Anyway, along with the media coverage of the current/future situation, there's been plenty of information out there for what folks can do to protect themselves as the bottom prepares to fall out and the shit works its way up to the fan, simultaneously. Generally, the advice seems to revolve around a few key points: pay down debt, start savings, and limit expenses. For those living check-to-check (or worse), this is pretty tough to do, but the last few mornings as I'm avoiding getting out of my warm bed, I've been trying to figure out how I can take these lessons to heart.
After my 11 years in college, I have a rather intimidating amount of student loan debt, but other than that, I'm relatively debt-free. I think there's a grand or so on one credit card, but that's it. I suppose I should pay that sucker off, which would be easy enough to do in a month or two if I wanted to really sacrifice or in 3-4 months if I wanted to do so in a more leisurely way. As for savings, well, I guess I could start doing that, but it never seems to work out. Paring down my expenditures is where I've been focusing most of my attention.

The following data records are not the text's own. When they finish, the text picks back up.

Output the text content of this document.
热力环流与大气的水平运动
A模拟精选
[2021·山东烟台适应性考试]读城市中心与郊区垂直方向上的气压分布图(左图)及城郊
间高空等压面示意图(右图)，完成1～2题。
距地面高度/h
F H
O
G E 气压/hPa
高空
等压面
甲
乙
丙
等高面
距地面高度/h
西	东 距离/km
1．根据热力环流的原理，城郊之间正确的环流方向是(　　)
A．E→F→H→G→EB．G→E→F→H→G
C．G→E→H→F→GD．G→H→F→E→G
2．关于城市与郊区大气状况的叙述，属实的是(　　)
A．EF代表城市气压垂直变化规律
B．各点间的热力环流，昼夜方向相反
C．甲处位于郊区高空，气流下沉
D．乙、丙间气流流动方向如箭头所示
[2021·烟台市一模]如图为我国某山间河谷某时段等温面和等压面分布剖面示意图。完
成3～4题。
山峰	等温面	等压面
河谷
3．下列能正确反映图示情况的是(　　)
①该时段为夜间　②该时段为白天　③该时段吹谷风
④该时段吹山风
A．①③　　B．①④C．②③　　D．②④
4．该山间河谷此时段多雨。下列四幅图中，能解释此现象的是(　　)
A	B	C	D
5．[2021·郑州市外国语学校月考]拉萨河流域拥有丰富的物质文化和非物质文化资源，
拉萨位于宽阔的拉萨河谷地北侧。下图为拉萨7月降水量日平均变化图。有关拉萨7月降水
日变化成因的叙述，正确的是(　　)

I don't have a really extravagent lifestyle. My largest expenditure is my rent, which is way too much, but nothing I can do about that until the lease ends in August. In August, my ass is moving (unless I decide to get a summer-time job bartending or something). Other than that, my next several expenditures are mostly mandatory: electricity, gas, car insurance, cell phone, and then cable/internet. I guess I could look for a cheaper plan -- that might save $50 a month or so -- and I could quit cable, which would probably save another $60, but even so, that's only about $100ish monthly. After that, I have mostly entertainment/food expenses, but other than a nice dinner once a month or so and the money I spend checking out cheap concerts or flicks at the Cinematheque, there's not much left to cut. I mean, paring down is one thing, but cutting back so much that you find yourself sitting at home, no minutes on the cell plan to use, no cable on the tv, and no budget to do things outside of the house - well, that sorta defeats the purpose of living, right? Sure, you can read -- I'm a HUGE reader, so it isn't like I haven't thought of that.
Anyway, all my rambling usually leads up to a point, however muddled it may be. This time, I don't really have one. Maybe a question, though it is mostly rhetorical: Where does one cut back when there isn't much left to cut?
I'm (unfortunately) a yuppie, at least in demographics, if hopefully not in spirit. The problem, such as it is, in my life is mostly a minor irritant. But even so, some months get to be challenging and none of them are flush. How must it be for these folks out there suffering from the burden of predatory lending, as the financial noose tightens and they too have nothing else to cut. Last night, during the Democratic primary debate, John Edwards told a story of a woman from St. Louis forced to choose between paying her rent or paying her gas bill. I could empathize. And if I can empathize, how bad is it out there for the huge chunk of America that is way more over-burdened and under-resourced than me. Pretty bad, I'd say.